According to the forecast, U.S. new vehicle retail sales in Septemeber should be down 1.4% from a year ago, with the seasonally adjusted annual rate (SARR) for retail sales expected to fall from 15.2 million in the year-ago period to 14.9 million. The SAAR for total sales is projected to come in at 17.7 million units, down from 18 million in the year-ago period.
Retail sales are on pace to reach 1,185,500 units in September, while total sales are projected to fall 0.8% to 1,429,100, according to the forecast. Year to date through September, retail sales are expected to be down 1.3% compared to the same period in 2015.
Total sales are expected to show a slight 0.5% increase from a year ago, thanks in part to a rise in fleet sales in September. According to the forecast, fleet sales are expected to total 243,600, a 2.1% increase from the year-ago period. Fleet sales are expected to account for 14% of total light-vehicle sales.

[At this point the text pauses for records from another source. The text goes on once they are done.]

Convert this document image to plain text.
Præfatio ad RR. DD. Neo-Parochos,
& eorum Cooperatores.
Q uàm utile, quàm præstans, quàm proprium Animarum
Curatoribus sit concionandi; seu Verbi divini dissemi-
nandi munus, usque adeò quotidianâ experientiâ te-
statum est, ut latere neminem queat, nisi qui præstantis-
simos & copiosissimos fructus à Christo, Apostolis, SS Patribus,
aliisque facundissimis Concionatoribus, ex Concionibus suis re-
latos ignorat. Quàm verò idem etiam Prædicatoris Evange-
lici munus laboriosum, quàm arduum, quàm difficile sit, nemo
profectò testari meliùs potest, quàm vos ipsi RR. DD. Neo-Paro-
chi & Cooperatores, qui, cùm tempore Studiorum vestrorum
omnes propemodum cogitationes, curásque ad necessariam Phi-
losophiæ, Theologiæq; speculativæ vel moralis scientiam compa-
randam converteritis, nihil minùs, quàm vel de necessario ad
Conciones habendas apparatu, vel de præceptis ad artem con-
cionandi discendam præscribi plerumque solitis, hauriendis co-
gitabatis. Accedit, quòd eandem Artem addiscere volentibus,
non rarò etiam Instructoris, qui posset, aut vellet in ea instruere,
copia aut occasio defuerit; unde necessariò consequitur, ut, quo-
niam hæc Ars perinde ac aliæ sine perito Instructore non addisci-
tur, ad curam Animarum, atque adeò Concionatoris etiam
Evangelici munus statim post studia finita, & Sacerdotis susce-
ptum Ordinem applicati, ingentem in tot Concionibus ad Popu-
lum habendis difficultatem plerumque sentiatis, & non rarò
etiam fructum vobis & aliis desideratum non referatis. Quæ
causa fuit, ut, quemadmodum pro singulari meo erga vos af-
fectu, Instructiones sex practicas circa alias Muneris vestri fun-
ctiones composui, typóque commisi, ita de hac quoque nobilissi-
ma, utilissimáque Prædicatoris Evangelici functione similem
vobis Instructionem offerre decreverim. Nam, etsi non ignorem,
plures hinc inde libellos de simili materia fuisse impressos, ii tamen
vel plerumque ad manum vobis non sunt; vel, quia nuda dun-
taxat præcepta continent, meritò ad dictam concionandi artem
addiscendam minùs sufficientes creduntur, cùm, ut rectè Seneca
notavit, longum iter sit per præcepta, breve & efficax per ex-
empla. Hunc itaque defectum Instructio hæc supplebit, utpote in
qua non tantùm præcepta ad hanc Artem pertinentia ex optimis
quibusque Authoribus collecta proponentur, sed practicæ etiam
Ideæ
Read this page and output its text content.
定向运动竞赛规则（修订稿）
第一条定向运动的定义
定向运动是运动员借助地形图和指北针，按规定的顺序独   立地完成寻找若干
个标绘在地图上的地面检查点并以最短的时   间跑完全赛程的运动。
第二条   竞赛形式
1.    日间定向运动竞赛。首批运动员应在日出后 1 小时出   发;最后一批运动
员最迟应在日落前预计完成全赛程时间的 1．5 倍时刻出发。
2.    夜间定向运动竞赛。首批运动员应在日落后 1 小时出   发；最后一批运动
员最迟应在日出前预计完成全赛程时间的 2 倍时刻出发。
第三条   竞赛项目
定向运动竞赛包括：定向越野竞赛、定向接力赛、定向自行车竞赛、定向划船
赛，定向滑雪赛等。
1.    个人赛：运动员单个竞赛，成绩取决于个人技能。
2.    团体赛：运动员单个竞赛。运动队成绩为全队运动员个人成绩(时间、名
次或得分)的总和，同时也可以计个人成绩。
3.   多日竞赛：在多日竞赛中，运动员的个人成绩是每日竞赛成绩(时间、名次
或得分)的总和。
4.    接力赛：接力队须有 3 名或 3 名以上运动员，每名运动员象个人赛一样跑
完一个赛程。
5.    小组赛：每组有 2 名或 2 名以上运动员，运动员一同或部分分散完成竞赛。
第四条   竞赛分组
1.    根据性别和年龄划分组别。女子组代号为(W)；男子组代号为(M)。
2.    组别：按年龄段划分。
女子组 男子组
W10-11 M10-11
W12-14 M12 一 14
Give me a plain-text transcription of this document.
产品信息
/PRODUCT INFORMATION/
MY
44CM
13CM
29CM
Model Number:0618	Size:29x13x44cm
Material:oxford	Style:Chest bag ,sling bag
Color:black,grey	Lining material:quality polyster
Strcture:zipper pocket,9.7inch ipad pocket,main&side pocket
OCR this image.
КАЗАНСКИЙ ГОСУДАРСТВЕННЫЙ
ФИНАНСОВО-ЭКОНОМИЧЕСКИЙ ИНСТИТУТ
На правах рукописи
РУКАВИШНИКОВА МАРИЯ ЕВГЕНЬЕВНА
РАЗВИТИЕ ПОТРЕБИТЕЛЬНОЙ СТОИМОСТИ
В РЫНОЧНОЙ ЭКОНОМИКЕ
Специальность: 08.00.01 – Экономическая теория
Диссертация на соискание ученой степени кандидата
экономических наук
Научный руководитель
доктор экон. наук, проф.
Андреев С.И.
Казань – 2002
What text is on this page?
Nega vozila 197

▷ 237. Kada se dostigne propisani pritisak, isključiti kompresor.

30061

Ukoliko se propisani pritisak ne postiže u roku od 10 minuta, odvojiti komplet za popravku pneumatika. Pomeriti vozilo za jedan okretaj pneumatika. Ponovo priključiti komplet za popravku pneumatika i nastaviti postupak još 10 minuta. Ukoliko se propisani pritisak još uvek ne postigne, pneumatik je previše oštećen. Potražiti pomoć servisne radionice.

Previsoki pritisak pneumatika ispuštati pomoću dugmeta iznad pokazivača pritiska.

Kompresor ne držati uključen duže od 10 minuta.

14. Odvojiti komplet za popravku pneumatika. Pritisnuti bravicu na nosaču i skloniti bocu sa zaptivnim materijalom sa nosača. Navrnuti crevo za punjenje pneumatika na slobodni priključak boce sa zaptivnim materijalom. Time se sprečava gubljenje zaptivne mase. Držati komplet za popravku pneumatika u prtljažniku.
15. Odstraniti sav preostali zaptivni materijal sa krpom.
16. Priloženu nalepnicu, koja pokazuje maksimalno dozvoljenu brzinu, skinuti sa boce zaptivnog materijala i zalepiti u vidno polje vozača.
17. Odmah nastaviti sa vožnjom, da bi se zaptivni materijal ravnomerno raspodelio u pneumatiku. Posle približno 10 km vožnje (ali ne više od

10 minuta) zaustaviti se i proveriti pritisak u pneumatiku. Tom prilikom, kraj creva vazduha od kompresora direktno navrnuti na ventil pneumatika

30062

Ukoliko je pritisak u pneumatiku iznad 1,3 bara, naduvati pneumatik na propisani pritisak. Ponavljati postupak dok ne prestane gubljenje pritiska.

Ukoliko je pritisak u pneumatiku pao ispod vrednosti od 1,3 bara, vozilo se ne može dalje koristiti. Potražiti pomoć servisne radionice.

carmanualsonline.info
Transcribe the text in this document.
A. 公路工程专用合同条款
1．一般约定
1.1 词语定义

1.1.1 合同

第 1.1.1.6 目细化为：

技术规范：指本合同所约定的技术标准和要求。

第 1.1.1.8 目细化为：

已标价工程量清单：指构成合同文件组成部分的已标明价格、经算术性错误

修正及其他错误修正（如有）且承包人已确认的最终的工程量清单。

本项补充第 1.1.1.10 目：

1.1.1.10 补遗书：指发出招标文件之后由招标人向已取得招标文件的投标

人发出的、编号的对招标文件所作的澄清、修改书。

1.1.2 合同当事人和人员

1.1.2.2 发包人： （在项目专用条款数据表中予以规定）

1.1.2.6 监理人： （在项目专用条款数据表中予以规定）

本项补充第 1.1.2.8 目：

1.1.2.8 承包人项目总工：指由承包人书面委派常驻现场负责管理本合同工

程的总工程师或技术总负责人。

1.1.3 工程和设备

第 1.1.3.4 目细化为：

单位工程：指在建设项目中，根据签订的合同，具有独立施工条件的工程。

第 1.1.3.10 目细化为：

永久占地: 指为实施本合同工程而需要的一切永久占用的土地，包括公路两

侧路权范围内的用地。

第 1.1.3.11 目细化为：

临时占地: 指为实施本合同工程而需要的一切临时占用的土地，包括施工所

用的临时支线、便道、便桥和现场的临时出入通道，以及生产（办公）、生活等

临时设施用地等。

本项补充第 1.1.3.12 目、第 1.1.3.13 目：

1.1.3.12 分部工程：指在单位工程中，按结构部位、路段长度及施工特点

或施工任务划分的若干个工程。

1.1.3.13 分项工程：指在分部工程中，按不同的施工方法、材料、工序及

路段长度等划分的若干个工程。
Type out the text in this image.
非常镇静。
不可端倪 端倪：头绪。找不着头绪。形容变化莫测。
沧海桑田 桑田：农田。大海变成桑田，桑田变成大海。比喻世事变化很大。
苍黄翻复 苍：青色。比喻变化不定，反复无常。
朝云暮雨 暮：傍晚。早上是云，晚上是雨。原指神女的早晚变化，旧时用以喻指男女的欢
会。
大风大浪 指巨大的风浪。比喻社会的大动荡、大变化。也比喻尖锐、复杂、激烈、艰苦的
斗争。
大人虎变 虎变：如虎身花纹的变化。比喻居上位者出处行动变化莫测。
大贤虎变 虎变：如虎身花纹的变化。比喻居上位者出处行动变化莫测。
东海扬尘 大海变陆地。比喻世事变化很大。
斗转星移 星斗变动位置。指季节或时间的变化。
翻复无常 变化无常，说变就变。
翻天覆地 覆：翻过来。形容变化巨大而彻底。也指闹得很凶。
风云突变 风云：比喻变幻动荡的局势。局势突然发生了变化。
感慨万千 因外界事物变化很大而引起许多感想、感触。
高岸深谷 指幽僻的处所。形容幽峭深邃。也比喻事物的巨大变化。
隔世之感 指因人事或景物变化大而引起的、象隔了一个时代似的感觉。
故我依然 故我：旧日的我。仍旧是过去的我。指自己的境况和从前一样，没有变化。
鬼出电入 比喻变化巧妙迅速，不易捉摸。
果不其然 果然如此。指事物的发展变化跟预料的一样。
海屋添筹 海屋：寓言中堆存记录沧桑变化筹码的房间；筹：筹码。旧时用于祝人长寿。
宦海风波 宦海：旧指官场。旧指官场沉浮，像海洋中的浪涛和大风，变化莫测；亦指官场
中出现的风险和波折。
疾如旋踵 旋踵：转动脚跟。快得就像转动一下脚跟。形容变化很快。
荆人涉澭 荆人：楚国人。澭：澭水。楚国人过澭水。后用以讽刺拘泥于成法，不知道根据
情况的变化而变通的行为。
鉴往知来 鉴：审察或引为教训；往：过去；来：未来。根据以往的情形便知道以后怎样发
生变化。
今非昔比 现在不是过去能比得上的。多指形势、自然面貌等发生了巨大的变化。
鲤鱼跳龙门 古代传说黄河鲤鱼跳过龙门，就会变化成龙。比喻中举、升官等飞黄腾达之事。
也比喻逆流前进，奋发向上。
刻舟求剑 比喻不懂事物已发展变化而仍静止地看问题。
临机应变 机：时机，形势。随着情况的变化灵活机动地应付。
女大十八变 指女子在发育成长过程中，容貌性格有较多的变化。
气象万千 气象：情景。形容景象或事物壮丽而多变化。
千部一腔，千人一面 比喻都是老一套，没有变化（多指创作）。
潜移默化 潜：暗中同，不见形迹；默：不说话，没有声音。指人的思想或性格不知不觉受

“The U.S. automotive market continues to show signs of little growth, yet, in our opinion, the numbers do not reflect a significant weakness or risk,” said Jeff Schuster, senior vice president of forecasting at LMC Automotive. “The expectation remains for steady volume levels at the topline, despite a pullback in the retail market and increased monthly performance volatility. However, group and brand performance is beginning to diverge as competitive pressure is at an all-time high.”
Labor Day weekend — typically one of the highest volume sales weekends in the year — slightly underperformed this year compared to last year. This holiday weekend yielded 199,493 units, a 1% year-over-year decline despite record-high incentives, the firms noted.
“The industry can be viewed through two competing perspectives. The first is that in absolute terms, the industry is performing at an exceptional level. While sales have fallen slightly, they are at near-record levels and transaction prices are at all-time highs,” said Deirdre Borrego, senior vice president and general manager of automotive data and analytics at J.D. Power. “The second is less positive. With the rate of growth slowing, leading indicators are pointing to challenges ahead. Specifically in September, incentive spending is at an all-time high.”
As Borrego noted, even though new-vehicle retail sales are expected to decline, new-vehicle retail transaction prices are still expected to rise. In September, according to the forecast, the average new-vehicle retail transaction price is expected to rise $192 from a year ago to $30,665. Additionally, trucks are expected to account for 60.8% of new-vehicle retail sales in September.